Au-delà du traitement des données (chiffrées ou non), Jean-Louis Fréchin, designer numérique et fondateur de NoDesign.net, explique qu'il faut ouvrir « la boite noire », c'est-à-dire laisser accessibles les algorithmes afin que chacun puisse vérifier comment les données sont utilisées. Plusieurs géants du secteur ont d'ores et déjà commencé à ouvrir leurs algorithmes... mais pas leurs données, qui sont pourtant le carburant des intelligences artificielles.
Attention à la « bêtise artificielle »
Si la donnée est la base de base de l'intelligence artificielle, Laurence Devillers, professeur d'informatique et membre du CNRS, explique que cette matière première qui peut engendrer « des dégâts énormes » suivant l'utilisation qui en est faite. Il faut ainsi bien s'assurer que les données soient neutres et n'induisent aucun biais dans les algorithmes. De l'intelligence artificielle, on peut facilement se retrouver à « faire de la bêtise artificielle » lâche-t-elle.
Se pose également la question de l'éthique de l'intelligence artificielle, un sujet déjà abordé avec la problématique du choix des victimes par une voiture autonome en cas d'un accident mortel (voir cette actualité). Isabelle Falque-Pierrotin rappelle que ce débat n'est pas simplement franco-français : « tous les pays sont en train de toucher du doigt » cette question, « on a un fil rouge vraiment mondial sur cette question de l'éthique de l'intelligence artificielle et des algorithmes ».
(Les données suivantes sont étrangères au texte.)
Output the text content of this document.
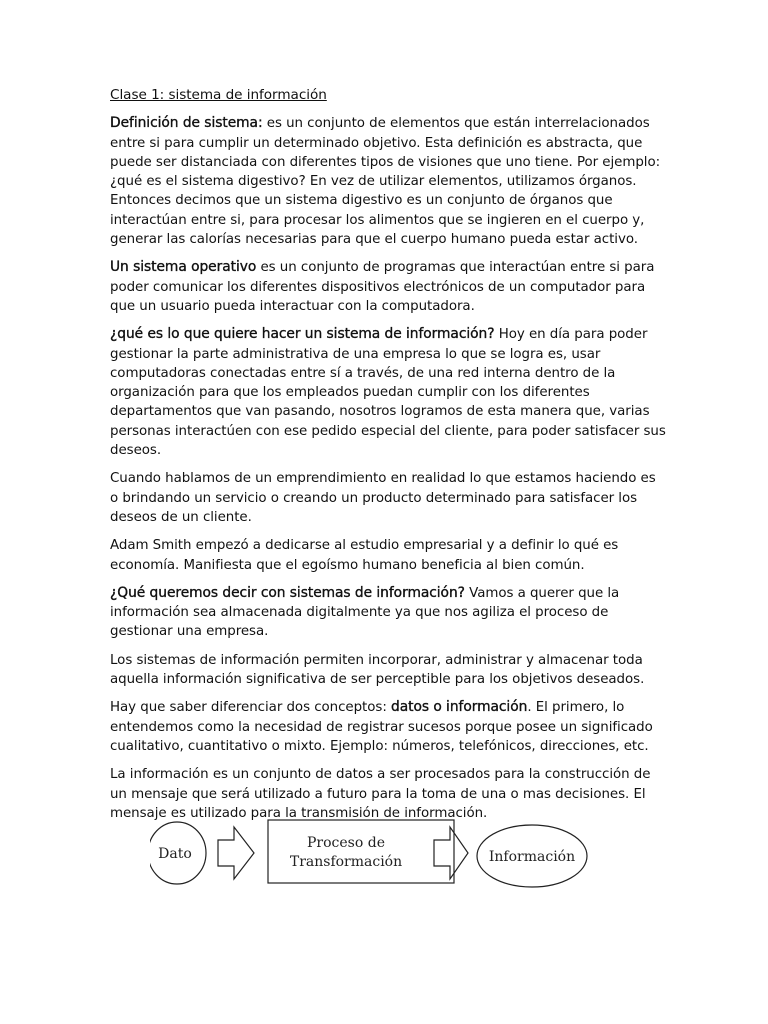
Clase 1: sistema de información

Definición de sistema: es un conjunto de elementos que están interrelacionados entre si para cumplir un determinado objetivo. Esta definición es abstracta, que puede ser distanciada con diferentes tipos de visiones que uno tiene. Por ejemplo: ¿qué es el sistema digestivo? En vez de utilizar elementos, utilizamos órganos. Entonces decimos que un sistema digestivo es un conjunto de órganos que interactúan entre si, para procesar los alimentos que se ingieren en el cuerpo y, generar las calorías necesarias para que el cuerpo humano pueda estar activo.

Un sistema operativo es un conjunto de programas que interactúan entre si para poder comunicar los diferentes dispositivos electrónicos de un computador para que un usuario pueda interactuar con la computadora.

¿qué es lo que quiere hacer un sistema de información? Hoy en día para poder gestionar la parte administrativa de una empresa lo que se logra es, usar computadoras conectadas entre sí a través, de una red interna dentro de la organización para que los empleados puedan cumplir con los diferentes departamentos que van pasando, nosotros logramos de esta manera que, varias personas interactúen con ese pedido especial del cliente, para poder satisfacer sus deseos.

Cuando hablamos de un emprendimiento en realidad lo que estamos haciendo es o brindando un servicio o creando un producto determinado para satisfacer los deseos de un cliente.

Adam Smith empezó a dedicarse al estudio empresarial y a definir lo qué es economía. Manifiesta que el egoísmo humano beneficia al bien común.

¿Qué queremos decir con sistemas de información? Vamos a querer que la información sea almacenada digitalmente ya que nos agiliza el proceso de gestionar una empresa.

Los sistemas de información permiten incorporar, administrar y almacenar toda aquella información significativa de ser perceptible para los objetivos deseados.

Hay que saber diferenciar dos conceptos: datos o información. El primero, lo entendemos como la necesidad de registrar sucesos porque posee un significado cualitativo, cuantitativo o mixto. Ejemplo: números, telefónicos, direcciones, etc.

La información es un conjunto de datos a ser procesados para la construcción de un mensaje que será utilizado a futuro para la toma de una o mas decisiones. El mensaje es utilizado para la transmisión de información.

Dato
Proceso de
Transformación	Información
En guise de conclusion de cette partie sur la présentation de l'intelligence artificielle, Jean-Louis Fréchin explique que « même s'il y a des risques, il faut y aller ». Il sera d'ailleurs rejoint par Thierry Mandon en fin de conférence : « Il faut y aller maintenant, sinon ça sera trop tard ». France IA est justement là pour établir un plan de bataille.
Sept groupes de travail sur l'intelligence artificielle
Afin de déblayer le terrain, sept groupes de travail ont ainsi été annoncés, chacun centré sur un sujet précis :
- Établir une cartographie nationale des activités en intelligence artificielle
- Identifier et définir la priorisation des sujets de recherches
- Identifier et définir les priorités sur les besoins en formation
- Préparer l'industrialisation de l'intelligence artificielle (mettre en relation les centres de recherche et l'industrie)
- Développer l'écosystème de l'intelligence artificielle en France
- Définir les règles de souveraineté et de sécurité nationale
- Anticiper les impacts macro-économiques et sociaux, notamment sur les emplois
Comme on peut le voir, il s'agit principalement d'organiser les différentes institutions (publiques et privées) autour d'un projet commun : l'intelligence artificielle. David Sadek, qui préside le premier groupe, explique que « quand on veut livrer bataille, il faut faire l'inventaire de ses forces ». Une manière de présenter sa mission principale (cartographier l'IA en France), mais qui peut facilement s'étendre à l'ensemble de ce projet.
Notez que des regroupements plus petits seront également de la partie afin de plancher sur des sujets plus précis. Il est notamment question des véhicules autonomes, du monde de la finance, de la relation client, etc. Rien n'est définitif et des ajustements peuvent être faits si nécessaire.
Un rapport sera présenté fin mars
Ces groupes devront rapidement rendre leur premier bilan puisque la fin des travaux est prévue pour le 14 mars 2017. Le 21 mars aura lieu une réunion du comité d'orientation afin que les responsables de groupes puissent présenter leurs conclusions. Enfin, le 28 mars sera le jour de la remise du rapport. Il sera alors temps de faire le point sur les propositions qui seront faites.